Entre force et fragilité, élan de vie du corps, beauté et fatalité.

Le Corps fort et fragile. Essentiel, sans fards, il est conteur, mais ne nous ment pas.

« Vanitas vanitatum omnia vanitas »
« Vanités des vanités tout est vanité »
« Tu es poussière et tu retourneras à la poussière »

Interrogeant l’humain dans son espace, sa corporalité. Je développe actuellement un travail avec une artiste plasticienne, entre
installation et photographie. Le lieu des photographies joue déjà sur plusieurs strates.

C’est dans l’ancien centre nautique municipal d’Istres (la Pyramide) qui sera transformé par l’artiste Daniel Buren, et qui deviendra
prochainement un dojo. C’est dans cet espace que le jeu a commencé.

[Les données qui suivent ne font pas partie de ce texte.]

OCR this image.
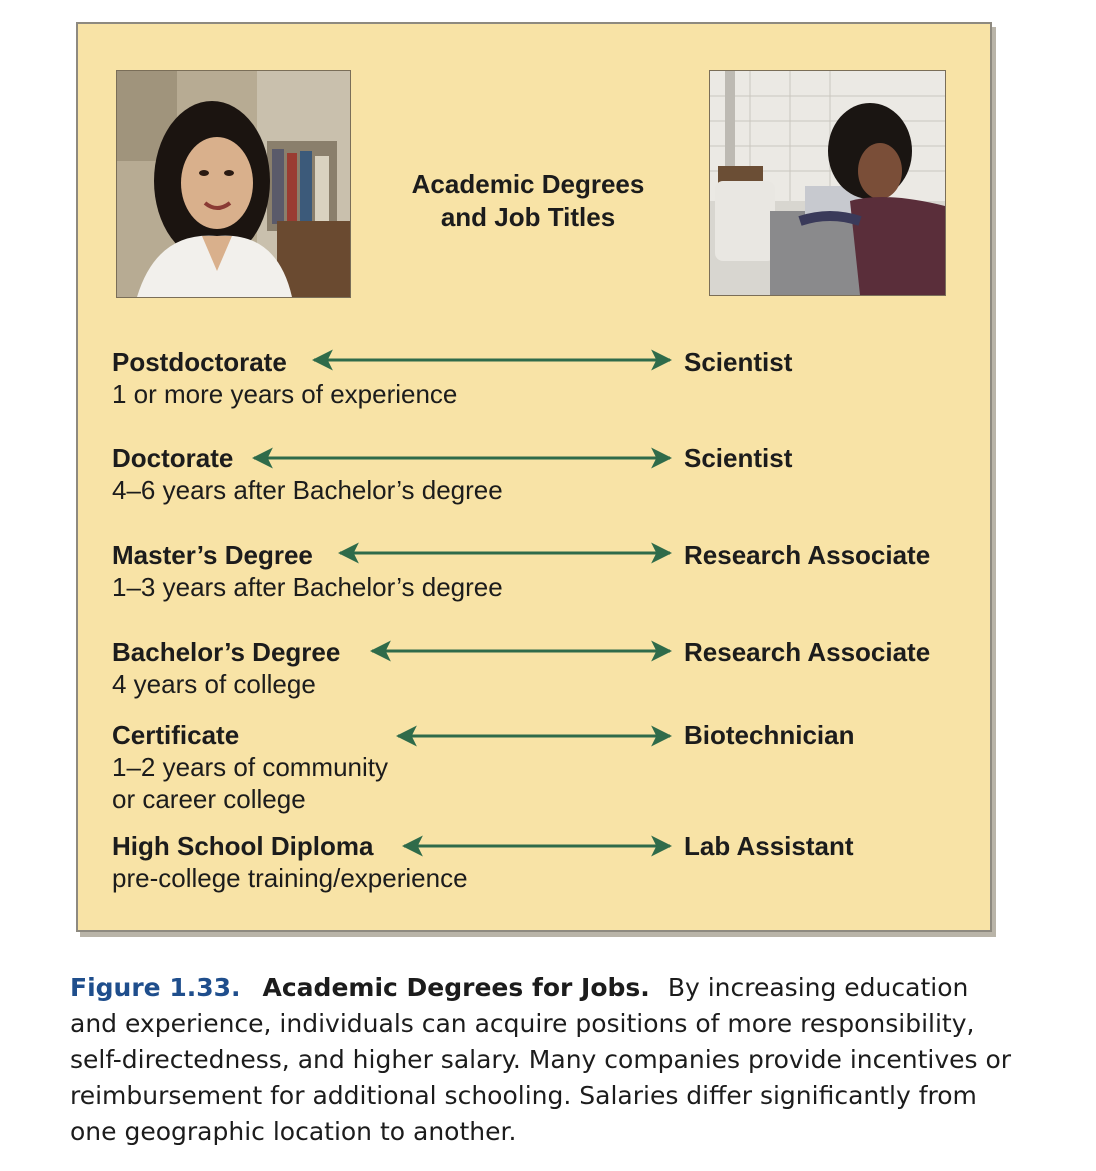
Academic Degrees
and Job Titles
Postdoctorate
1 or more years of experience
Scientist
Doctorate
4–6 years after Bachelor’s degree
Scientist
Master’s Degree
1–3 years after Bachelor’s degree
Research Associate
Bachelor’s Degree
4 years of college
Research Associate
Certificate
1–2 years of community
or career college
Biotechnician
High School Diploma
pre-college training/experience
Lab Assistant
Figure 1.33. Academic Degrees for Jobs. By increasing education and experience, individuals can acquire positions of more responsibility, self-directedness, and higher salary. Many companies provide incentives or reimbursement for additional schooling. Salaries differ significantly from one geographic location to another.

Le corps fort et fragile, temple de toutes nos vanités, dans une société où demeurer jeune devient une obsession.
Une distanciation poétique comme un espoir d’acceptation de l’inévitable.

La rencontre entre la photographie, les installations d’une plasticienne et le corps articulant le tout : notre colonne vertébrale.
Un partage artistique et amoureux avec ma plus précieuse collaboratrice.

Sur le fil, mû par l’envie de révéler une certaine poésie.

En écho il y a la vidéo Ashes To Ashes comme une autre fenêtre sur ces questions, un prolongement.